Этот вопрос, предложенный с такою грубою внезапностью, прошел еще раз по всей фигуре г-на Кругликова, и еще раз она преобразилась, теряя в моих глазах прежний оттенок комизма. Казалось, какая-то искра пробивается из-под давно потухшего, но еще не остывшего вполне пепелища.

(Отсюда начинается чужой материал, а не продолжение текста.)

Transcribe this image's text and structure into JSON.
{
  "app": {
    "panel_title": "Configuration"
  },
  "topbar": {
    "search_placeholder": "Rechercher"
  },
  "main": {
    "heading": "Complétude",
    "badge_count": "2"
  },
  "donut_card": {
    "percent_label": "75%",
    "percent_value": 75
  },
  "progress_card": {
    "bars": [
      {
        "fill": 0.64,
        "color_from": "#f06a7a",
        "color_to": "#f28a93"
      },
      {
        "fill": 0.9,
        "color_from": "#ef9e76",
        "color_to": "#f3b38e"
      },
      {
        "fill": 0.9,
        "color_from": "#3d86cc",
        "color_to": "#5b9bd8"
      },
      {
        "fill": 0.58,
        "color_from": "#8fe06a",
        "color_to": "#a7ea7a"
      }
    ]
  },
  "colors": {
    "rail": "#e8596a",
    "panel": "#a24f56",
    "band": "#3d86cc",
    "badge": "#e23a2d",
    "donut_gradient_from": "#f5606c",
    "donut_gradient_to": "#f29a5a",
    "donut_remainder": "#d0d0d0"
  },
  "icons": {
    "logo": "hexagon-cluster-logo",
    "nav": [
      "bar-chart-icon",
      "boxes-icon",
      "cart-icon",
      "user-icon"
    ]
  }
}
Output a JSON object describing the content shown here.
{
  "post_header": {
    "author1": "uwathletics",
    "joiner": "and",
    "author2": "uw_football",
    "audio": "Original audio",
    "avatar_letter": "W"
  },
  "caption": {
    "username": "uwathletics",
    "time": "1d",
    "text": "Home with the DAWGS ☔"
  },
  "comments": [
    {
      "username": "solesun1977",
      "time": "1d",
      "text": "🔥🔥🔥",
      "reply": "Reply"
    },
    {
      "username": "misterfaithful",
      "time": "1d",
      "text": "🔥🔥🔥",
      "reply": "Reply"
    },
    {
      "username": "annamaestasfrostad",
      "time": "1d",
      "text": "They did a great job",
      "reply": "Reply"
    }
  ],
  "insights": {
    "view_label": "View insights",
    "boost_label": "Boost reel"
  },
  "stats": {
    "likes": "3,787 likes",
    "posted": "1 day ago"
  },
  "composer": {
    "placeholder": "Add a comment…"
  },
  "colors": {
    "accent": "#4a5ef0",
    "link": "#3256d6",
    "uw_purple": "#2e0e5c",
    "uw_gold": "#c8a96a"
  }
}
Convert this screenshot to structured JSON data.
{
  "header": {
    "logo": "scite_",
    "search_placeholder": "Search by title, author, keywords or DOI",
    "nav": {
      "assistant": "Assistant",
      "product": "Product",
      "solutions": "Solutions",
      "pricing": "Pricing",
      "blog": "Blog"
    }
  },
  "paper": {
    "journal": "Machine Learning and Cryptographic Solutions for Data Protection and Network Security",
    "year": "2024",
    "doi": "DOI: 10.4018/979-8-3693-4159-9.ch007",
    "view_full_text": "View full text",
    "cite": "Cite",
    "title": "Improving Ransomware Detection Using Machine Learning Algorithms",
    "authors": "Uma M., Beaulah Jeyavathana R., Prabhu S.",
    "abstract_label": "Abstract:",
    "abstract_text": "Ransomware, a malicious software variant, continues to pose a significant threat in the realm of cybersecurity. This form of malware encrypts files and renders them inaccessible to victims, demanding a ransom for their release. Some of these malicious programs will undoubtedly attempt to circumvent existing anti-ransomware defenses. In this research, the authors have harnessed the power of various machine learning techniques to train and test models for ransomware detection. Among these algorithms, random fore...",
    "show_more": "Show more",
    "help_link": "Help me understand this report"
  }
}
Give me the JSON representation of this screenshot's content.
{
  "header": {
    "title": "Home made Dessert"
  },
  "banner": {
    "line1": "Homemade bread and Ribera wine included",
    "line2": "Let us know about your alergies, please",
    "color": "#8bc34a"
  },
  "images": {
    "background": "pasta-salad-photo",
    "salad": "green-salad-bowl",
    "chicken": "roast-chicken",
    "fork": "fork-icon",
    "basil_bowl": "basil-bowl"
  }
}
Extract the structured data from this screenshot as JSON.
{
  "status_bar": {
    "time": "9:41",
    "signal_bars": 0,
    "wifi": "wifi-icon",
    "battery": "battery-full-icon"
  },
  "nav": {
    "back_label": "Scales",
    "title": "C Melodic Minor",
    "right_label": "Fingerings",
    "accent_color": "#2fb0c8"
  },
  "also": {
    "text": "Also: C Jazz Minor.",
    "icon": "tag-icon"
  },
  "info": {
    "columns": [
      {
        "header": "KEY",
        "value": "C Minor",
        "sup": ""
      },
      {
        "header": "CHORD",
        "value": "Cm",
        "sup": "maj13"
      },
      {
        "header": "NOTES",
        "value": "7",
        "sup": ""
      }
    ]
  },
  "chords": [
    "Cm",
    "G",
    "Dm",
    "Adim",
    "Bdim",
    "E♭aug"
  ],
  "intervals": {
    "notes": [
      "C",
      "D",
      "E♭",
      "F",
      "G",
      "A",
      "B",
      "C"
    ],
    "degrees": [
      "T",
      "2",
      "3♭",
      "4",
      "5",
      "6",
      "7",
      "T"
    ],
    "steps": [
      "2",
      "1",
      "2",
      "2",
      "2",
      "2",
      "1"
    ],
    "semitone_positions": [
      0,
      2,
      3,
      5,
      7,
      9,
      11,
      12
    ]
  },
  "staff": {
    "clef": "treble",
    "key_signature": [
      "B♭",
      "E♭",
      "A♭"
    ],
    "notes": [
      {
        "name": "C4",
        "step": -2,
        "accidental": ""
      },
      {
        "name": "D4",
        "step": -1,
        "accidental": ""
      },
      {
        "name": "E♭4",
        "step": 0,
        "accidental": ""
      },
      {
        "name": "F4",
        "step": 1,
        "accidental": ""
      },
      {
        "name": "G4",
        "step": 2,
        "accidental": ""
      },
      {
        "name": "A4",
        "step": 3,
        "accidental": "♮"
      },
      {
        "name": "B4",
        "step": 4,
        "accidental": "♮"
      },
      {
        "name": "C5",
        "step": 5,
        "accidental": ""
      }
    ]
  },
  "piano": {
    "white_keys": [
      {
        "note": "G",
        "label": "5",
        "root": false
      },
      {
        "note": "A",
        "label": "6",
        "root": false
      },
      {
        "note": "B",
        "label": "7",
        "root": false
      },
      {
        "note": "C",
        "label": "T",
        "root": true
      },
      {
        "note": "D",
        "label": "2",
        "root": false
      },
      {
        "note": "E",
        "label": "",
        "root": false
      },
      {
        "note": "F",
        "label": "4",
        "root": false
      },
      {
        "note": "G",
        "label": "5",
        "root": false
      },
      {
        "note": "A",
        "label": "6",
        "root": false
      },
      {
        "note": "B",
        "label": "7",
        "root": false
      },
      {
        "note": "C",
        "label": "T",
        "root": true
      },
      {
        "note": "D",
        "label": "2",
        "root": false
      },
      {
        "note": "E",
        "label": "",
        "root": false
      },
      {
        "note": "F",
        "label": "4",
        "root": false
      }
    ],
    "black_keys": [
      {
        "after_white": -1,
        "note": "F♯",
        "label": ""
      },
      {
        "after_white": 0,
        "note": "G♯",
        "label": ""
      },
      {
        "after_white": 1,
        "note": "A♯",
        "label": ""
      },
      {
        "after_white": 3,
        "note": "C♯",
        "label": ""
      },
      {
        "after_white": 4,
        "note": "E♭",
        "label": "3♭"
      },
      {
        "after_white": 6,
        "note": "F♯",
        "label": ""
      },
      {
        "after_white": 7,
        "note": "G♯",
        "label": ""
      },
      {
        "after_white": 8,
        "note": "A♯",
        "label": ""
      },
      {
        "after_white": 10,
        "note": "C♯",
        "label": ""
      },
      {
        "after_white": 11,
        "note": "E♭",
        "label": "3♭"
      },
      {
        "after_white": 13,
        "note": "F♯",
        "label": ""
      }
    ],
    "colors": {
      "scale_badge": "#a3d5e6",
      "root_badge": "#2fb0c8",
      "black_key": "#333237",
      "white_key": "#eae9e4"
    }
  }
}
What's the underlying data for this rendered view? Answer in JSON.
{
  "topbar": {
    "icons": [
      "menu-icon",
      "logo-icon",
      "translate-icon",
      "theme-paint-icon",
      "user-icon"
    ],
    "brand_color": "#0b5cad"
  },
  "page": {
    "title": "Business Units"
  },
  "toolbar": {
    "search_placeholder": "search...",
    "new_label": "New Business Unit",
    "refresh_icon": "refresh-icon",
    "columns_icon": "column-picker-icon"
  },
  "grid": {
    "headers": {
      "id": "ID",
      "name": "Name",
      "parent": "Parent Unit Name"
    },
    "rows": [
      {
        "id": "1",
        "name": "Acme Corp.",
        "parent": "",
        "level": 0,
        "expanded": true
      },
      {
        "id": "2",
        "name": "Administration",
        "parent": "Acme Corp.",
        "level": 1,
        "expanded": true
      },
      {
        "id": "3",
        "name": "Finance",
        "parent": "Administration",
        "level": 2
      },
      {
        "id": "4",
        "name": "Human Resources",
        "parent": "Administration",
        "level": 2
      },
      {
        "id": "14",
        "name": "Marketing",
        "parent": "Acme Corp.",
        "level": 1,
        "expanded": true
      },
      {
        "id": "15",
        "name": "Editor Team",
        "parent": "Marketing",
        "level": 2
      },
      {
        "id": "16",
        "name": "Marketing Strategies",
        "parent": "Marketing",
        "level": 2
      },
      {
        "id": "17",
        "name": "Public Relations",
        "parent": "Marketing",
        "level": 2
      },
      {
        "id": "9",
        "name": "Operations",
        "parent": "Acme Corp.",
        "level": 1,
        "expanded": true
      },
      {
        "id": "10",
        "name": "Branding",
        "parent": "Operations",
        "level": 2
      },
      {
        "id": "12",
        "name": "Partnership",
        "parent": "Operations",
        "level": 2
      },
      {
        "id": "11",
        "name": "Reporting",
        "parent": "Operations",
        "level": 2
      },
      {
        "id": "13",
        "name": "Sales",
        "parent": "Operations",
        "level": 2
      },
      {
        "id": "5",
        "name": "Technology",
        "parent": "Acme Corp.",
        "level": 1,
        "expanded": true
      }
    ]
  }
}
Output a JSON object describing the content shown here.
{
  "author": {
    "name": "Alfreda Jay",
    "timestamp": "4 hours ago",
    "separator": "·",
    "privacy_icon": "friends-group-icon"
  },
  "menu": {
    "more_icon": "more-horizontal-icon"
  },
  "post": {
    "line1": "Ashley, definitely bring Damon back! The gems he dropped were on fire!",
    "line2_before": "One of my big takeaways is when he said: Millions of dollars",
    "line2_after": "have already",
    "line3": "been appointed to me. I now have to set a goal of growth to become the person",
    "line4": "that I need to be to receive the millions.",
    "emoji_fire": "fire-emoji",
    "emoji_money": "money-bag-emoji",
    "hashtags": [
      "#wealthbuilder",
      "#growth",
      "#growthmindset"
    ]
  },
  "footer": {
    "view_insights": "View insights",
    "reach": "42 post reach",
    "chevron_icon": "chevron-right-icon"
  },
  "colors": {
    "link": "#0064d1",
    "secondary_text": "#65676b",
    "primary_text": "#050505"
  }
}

Он как-то подернулся, потупился, и его голос, когда он спросил позволения налить себе рюмку, стал глуше.
– Дозволите?
– Угощайся!
Он налил, осмотрел рюмку на свет, как будто ища там ответа на мучительный вопрос, выпил ее залпом и сказал:
– За любовь-с.
Михайло Иванович разинул рот от удивления. Я должен сказать, что заявление г-на Кругликова, высказанное с такою краткою решительностью, было так неожиданно, что заставило и меня взглянуть на него с удивлением. Кругликов, казалось, и сам понимал, что своими словами произвел значительную сенсацию.
– Да говори ты, братец, толком! – сказал наконец Михайло Иванович с досадой.
– Что ж, я правду говорю, – ответил Кругликов, – так как, собственно, из любви к одной девице в начальника своего, статского советника Латкина, дважды из пистолета палил.